Our approach to the treatment of myelopathy considers
the site of spinal cord compression and the sagittal alignment of the
cervical spine. Single- or two-level disease is treated with anterior
decompression and fusion either with ACDF, if impingement is at the
disc level, or with subtotal corpectomy if compression is behind the
vertebral body. Multiple-level compression at greater than two levels
is managed with anterior decompression and fusion or posterior
decompression, depending on the pathology identified. Myelopathy with
cervical kyphosis is approached with anterior decompression and strut
graft fusion. Laminoplasty or laminectomy plus lateral mass plating and
fusion is recommended for three- (or more) level disease with
maintenance of cervical lordosis. If there is significant neck pain in
addition to myelopathy, fusion is preferred over laminoplasty.
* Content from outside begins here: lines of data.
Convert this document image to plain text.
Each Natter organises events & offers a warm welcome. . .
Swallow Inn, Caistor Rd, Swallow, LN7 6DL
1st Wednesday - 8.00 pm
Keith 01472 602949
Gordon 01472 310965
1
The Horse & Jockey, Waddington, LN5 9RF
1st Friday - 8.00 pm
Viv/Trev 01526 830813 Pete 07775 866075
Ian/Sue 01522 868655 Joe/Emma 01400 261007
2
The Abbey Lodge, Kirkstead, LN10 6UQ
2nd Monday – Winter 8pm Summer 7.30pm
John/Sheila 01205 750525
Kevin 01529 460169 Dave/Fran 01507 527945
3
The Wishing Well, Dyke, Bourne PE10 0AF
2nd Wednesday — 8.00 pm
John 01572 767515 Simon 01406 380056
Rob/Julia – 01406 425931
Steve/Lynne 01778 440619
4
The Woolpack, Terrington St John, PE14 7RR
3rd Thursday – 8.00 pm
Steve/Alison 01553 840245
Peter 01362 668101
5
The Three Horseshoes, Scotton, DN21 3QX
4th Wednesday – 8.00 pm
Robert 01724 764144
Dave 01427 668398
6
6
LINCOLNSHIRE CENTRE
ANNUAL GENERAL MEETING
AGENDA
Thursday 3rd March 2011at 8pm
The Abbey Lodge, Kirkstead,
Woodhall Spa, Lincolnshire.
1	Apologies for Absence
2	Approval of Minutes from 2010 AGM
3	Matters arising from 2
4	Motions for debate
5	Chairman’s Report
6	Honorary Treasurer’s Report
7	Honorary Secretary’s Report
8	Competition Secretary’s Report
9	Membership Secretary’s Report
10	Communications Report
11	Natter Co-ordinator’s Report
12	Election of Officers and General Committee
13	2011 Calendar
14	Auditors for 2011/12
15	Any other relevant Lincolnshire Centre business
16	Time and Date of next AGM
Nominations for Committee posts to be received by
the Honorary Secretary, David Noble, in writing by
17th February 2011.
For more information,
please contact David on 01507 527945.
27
Combined
anterior and posterior decompression and fusion may be performed when
severe circumferential cord compression is present.
CONCLUSIONS
When evaluating patients with cervical degenerative
conditions, the physician must be attentive to symptoms and signs of
radiculopathy and myelopathy. Appropriate selection of imaging and
other diagnostic tests is important for making the correct diagnosis
and for cost-effectiveness. The treatment of patients with cervical
disc disease is largely nonoperative. Only those patients who failed
conservative treatment should undergo surgery for symptomatic relief of
radicular arm pain or improvement of neurologic deficits. Patients with
cervical spondylotic myelopathy should be treated more aggressively to
prevent permanent loss of neurologic function. The choice of anterior
versus posterior approach depends on the patient’s symptoms, the
location of neural compression, the sagittal alignment, the number of
levels involved, and the surgeon’s preference.